一昨日の朝のことだ。
わたしは、資料の本を読みながら咳き込んでいた。
今年の夏休みは初っ端からついていなかった。七月半ばに鞭打ち症で首が動かなくなり、整形外科や鍼灸や整体に通って、なんとか日常生活に支障がなくなったと思ったら、今度は風邪をこじらせて高熱で寝込むという羽目に陥り、原稿の締切りはデッドラインに近付きつつあった。
そんななか、「わからないから、教えて」と言われて、わたしは塾の宿題をやっている息子のとなりに座った。
理科のテキスト〈星と星座〉だった。
「これはさぁ、もう憶えるしかないんだよ。こと座の一等星はベガ・おりひめ星で、色は白。わし座はアルタイル・ひこ星で白。はくちょう座はデネブで白。で、この三つの星を結んでできるのが、夏の大三角形だ」
息子は、大きなあくびをして言った。
「ねぇ、サイダー飲んでいい?」
「いいよ。でも、ママは具合が悪いし、原稿を書かなきゃならないんだから、切羽詰ってるんだよ。サイダー飲んだら、集中してやってね」
わたしは冷蔵庫からサイダーを取り出して、コップに注いだ。
ひと口飲んで、息子がコップを置いたのは、テキストの上だった。
ページをめくった途端、コップが倒れた。
サイダーがぷつぷつと細かい泡を立ててテキストに染み込んでいく。
鉛筆も消しゴムも筆箱も籐のティッシュボックスもサイダーでべとべとになった。
「なんで、こんなことになるわけ? なんで? なんで、こんなことすんの! あんたは、わたしを困らせるために生まれてきたのかッ!」
わたしの怒声を聞きつけて家のなかに戻ってきた(庭で、文鳥と亀の世話をしていた)彼は黙ってテーブルの上を拭きはじめたが、わたしは「糞野郎ッ! 畜生ッ!」と毒突きながらウッドデッキに出て、サイダーで透けてしまったテキストを一枚一枚洗濯バサミでとめて干した。
「ドア開けっ放し! ノラネコ!」
という彼の声に驚いて振り返ると、室内で飼っているメス猫たちを狙って家のまわりをうろついている黒いオス猫が、家のなかに飛び込んでいた。
彼は黒猫を追いかけて二階に駆けあがり、わたしは階段の下に突っ立っている息子の脛にローキックをかました。

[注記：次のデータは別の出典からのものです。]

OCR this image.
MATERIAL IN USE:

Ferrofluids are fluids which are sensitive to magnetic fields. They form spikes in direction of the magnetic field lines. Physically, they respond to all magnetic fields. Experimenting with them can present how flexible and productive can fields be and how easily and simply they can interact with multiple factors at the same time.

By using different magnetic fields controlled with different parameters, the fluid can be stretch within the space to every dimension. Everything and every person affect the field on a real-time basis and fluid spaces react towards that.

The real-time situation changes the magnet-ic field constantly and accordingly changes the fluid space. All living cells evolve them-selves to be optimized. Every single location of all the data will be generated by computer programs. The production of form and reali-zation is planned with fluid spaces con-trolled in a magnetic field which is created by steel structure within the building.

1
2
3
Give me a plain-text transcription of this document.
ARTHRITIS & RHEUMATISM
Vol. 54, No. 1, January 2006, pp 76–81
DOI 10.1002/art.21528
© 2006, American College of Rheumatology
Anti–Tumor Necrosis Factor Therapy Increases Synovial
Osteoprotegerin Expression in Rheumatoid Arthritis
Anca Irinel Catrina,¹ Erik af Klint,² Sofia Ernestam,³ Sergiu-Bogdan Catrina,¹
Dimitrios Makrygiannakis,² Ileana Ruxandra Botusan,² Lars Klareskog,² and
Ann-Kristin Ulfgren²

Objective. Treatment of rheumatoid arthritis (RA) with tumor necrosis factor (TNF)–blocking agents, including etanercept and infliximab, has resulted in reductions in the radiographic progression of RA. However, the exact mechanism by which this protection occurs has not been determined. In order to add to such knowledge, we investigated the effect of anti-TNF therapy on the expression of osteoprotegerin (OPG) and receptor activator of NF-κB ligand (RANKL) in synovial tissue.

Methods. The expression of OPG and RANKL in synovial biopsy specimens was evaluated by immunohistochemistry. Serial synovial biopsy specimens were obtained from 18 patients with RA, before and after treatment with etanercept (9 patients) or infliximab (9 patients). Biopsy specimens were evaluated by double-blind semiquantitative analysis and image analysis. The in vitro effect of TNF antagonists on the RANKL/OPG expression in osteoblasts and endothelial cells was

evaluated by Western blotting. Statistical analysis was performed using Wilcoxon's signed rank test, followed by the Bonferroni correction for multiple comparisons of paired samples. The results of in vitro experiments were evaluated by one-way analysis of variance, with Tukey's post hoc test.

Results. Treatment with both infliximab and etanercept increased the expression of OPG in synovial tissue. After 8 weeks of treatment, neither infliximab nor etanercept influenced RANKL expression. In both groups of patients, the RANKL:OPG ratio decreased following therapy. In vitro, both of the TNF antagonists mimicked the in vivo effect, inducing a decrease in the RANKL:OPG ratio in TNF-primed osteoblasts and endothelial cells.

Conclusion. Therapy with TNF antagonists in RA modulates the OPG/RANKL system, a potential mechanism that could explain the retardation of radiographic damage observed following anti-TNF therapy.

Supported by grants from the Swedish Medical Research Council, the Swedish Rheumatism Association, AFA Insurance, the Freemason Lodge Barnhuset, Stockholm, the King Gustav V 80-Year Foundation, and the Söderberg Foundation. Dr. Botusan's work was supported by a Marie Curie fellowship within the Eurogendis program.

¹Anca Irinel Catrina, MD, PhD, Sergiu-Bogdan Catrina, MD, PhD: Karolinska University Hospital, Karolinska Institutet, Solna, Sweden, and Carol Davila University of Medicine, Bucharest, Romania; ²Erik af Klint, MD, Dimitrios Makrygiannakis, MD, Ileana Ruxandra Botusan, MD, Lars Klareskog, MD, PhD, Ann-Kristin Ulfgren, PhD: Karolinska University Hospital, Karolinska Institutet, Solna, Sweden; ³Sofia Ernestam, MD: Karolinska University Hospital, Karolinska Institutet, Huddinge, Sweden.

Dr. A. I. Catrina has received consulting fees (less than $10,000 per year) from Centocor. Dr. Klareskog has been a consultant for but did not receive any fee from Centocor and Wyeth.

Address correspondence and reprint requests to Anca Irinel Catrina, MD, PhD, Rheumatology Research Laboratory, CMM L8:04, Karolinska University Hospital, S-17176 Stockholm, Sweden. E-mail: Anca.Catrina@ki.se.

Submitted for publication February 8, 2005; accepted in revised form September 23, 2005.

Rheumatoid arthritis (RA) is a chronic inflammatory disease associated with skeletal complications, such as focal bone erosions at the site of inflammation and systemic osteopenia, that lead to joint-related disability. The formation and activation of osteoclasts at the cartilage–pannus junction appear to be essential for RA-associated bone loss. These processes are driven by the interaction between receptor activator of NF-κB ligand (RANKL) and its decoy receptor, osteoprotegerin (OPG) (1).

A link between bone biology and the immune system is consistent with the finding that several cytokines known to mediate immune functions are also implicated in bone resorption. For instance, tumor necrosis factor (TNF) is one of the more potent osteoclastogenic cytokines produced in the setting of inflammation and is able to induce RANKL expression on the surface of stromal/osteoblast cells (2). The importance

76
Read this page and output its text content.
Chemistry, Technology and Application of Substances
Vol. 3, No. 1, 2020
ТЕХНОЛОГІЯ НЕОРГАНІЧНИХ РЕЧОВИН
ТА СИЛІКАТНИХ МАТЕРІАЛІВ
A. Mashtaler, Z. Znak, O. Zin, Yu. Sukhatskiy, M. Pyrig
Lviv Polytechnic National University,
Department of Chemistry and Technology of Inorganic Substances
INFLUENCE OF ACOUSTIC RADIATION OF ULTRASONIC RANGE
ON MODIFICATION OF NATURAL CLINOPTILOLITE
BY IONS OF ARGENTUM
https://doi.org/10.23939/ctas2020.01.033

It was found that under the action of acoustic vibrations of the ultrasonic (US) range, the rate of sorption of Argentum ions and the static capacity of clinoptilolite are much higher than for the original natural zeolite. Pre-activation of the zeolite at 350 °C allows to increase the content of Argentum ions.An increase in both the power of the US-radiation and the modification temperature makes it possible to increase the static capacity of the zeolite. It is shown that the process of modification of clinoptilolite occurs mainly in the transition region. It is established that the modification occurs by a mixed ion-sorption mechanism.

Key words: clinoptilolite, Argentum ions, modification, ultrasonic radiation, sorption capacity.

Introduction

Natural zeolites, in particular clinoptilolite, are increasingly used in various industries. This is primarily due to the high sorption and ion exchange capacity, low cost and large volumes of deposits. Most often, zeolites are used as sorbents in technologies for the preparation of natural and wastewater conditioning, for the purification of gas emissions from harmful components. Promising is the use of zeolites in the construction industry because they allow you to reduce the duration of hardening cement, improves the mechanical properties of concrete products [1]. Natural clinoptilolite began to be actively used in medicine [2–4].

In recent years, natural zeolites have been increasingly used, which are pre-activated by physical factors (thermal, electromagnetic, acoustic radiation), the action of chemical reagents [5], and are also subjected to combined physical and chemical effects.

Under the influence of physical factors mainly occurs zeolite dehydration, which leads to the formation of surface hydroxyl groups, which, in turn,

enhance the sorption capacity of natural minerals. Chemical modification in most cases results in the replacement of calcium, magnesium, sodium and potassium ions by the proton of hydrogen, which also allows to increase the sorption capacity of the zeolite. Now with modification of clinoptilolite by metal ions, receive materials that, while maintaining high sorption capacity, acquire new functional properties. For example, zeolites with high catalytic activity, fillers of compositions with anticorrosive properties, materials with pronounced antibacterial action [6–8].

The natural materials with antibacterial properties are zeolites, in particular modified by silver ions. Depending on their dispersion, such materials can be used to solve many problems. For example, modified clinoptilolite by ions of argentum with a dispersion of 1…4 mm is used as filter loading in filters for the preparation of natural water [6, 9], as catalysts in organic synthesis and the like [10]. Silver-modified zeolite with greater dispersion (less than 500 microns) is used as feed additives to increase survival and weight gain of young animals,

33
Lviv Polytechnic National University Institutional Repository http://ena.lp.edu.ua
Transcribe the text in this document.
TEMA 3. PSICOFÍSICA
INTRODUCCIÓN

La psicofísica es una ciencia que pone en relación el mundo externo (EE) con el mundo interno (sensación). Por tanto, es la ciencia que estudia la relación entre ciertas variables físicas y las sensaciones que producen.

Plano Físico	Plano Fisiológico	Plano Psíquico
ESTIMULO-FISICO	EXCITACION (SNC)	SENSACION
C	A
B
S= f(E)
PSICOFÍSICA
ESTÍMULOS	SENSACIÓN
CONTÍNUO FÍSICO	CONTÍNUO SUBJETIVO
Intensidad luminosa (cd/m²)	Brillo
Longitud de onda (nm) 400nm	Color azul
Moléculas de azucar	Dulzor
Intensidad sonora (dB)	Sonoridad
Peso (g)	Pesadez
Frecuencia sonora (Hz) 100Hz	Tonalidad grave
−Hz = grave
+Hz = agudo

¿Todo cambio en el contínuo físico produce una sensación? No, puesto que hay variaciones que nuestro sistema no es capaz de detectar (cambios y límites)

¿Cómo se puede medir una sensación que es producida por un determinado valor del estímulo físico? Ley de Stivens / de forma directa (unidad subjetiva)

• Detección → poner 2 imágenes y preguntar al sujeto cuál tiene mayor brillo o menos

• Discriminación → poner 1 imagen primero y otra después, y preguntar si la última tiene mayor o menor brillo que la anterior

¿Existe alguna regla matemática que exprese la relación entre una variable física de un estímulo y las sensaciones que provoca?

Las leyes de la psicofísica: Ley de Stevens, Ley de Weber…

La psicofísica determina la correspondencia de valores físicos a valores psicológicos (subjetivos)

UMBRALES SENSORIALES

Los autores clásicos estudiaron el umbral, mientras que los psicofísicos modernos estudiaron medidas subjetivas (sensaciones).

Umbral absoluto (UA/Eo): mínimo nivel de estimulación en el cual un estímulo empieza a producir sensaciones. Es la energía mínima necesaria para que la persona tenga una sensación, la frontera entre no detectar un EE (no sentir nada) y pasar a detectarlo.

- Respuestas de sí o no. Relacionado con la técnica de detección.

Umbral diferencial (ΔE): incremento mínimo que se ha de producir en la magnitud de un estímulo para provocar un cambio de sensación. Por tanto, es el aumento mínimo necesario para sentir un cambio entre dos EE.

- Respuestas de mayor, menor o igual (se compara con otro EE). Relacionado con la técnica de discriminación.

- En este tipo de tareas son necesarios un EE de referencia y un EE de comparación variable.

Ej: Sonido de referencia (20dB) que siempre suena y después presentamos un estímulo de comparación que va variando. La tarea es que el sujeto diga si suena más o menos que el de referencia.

その瞬間、自分のなにかが弾け飛び、息子の泣き顔が目の前に迫ってきた。
息子は、蹴られた脚を両手で押さえ、訴えるように泣き出した。
「なにぃ? なによぉ……」
わたしは、怒ることも慰めることもできず、失語状態で二階にあがって寝室の鍵をかけた。
ベッドに横になって目を瞑ると、自分への不信感と嫌悪感が際限なく膨らんでいった。
「死にたい」という声が口から洩れた。